Promote secure code development practices
Organizations should support developers in implementing controls that promote secure code development. OWASP (The Open Web Application Security Project) outlines ten controls that emphasize security throughout the application. Some of the most notable are:
C1: Define security requirements
A security requirement is a statement of a specific security function that the system should have. You can derive these requirements from
- past experiences
- known vulnerabilities
- industry standards, and
- laws.
C2: Leverage security frameworks and libraries
Encourage the development team to leverage secure code frameworks and libraries. If the team is writing the code from scratch, it might be challenging and time-consuming to implement security features correctly. With that said, the frameworks should preferably be peer-reviewed and come from reputable sources.
C6: Implement digital identity
Digital identity is a user’s digital footprint. It allows for the implementation of authentication security measures. Authentication requires the users to confirm their digital identity before being able to continue using the system. Disabling unauthenticated users from accessing the system is a crucial step toward improving security.
C8: Protect data everywhere
You need to protect sensitive data like passwords, credit card information, health records, and others that may be stored on the system. Particularly if the data falls under data or financial protection regulation laws. Classify data by importance, and install appropriate security measures to protect it. Some focus areas should be figuring out a safe way to store data and protect data in transit.
Encourage developers to identify security risks
Most developers are preoccupied with the actual functioning of the system, leaving little room to think about the inherent security risks that come with it. Encourage the team to step away for a second and think of all possible ways someone could breach the system in its current state.
Sure, user stories can provide great feedback, but no one knows the inherent workings of the software better than the developer teams. A practical method for doing that could be envisioning the software from an “evil” user’s perspective.
For example, developers should pay close attention to critical entry points and valuable assets within the system that an attacker might target. Strengthening security in those areas will make for a much better end-product.
Be prepared to innovate
Security requirements are changing rapidly. The systems you build have to be able to support security innovation to keep up with rising vulnerabilities and consumer demand. To achieve this, conduct regular reviews of your product’s security posture and the industry you’re in as a whole.

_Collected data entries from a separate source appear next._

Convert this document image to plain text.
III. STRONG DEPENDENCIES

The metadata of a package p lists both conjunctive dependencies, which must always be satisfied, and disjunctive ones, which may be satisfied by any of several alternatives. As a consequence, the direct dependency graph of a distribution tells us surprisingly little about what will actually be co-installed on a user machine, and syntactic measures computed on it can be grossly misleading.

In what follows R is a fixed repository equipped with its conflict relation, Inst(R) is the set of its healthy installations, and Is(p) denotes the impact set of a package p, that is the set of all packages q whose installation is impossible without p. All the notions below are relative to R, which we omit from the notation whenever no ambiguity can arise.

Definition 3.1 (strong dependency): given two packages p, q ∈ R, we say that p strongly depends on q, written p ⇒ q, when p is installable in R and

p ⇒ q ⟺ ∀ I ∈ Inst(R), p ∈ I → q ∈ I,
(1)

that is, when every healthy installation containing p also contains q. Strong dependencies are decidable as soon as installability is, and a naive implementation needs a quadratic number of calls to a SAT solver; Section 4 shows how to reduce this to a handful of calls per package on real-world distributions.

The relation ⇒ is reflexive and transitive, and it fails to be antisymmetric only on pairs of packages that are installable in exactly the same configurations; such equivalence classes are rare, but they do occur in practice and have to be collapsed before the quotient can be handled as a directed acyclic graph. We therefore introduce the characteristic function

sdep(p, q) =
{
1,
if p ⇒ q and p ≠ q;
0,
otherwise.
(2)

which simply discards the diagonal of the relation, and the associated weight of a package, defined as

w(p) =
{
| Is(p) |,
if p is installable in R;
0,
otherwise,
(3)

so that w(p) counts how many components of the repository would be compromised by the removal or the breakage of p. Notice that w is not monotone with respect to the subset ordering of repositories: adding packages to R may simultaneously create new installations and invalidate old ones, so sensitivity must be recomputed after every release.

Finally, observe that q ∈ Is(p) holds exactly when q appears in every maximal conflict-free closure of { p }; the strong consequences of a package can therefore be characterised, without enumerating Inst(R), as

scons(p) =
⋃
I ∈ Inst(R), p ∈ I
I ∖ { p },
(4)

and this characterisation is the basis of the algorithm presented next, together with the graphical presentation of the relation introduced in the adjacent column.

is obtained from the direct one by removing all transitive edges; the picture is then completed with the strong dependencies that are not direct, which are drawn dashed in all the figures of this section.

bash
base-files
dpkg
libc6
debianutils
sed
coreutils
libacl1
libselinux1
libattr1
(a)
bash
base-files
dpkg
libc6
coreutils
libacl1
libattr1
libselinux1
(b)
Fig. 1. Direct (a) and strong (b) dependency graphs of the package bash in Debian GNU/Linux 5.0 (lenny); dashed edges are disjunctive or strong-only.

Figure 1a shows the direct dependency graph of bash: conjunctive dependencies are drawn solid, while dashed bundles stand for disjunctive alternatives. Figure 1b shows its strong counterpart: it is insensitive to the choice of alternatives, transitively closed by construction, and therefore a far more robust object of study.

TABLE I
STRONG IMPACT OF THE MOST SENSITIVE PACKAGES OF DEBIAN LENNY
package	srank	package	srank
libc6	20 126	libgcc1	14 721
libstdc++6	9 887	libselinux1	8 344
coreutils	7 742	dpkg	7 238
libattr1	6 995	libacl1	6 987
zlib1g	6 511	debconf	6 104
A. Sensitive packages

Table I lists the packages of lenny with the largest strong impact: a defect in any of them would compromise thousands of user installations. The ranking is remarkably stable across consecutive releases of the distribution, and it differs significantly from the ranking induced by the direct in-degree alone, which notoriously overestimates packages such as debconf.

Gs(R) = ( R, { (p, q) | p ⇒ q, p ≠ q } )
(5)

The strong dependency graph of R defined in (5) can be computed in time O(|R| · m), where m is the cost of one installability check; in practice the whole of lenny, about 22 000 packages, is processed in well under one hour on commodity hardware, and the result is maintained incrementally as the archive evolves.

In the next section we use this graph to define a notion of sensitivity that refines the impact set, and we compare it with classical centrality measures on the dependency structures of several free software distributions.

An innovative approach is a long-term plan that can bring significant benefits in the future but will cost additional time and resources in the short term.
Final Thoughts
Agile development requires swift action and leaves little to no room for mistakes. Agile developers have to work closely with security teams throughout the SDLC to ensure the best security practices.
Developers, security teams, and quality assurance professionals can utilize security tools to help scan code and identify vulnerabilities.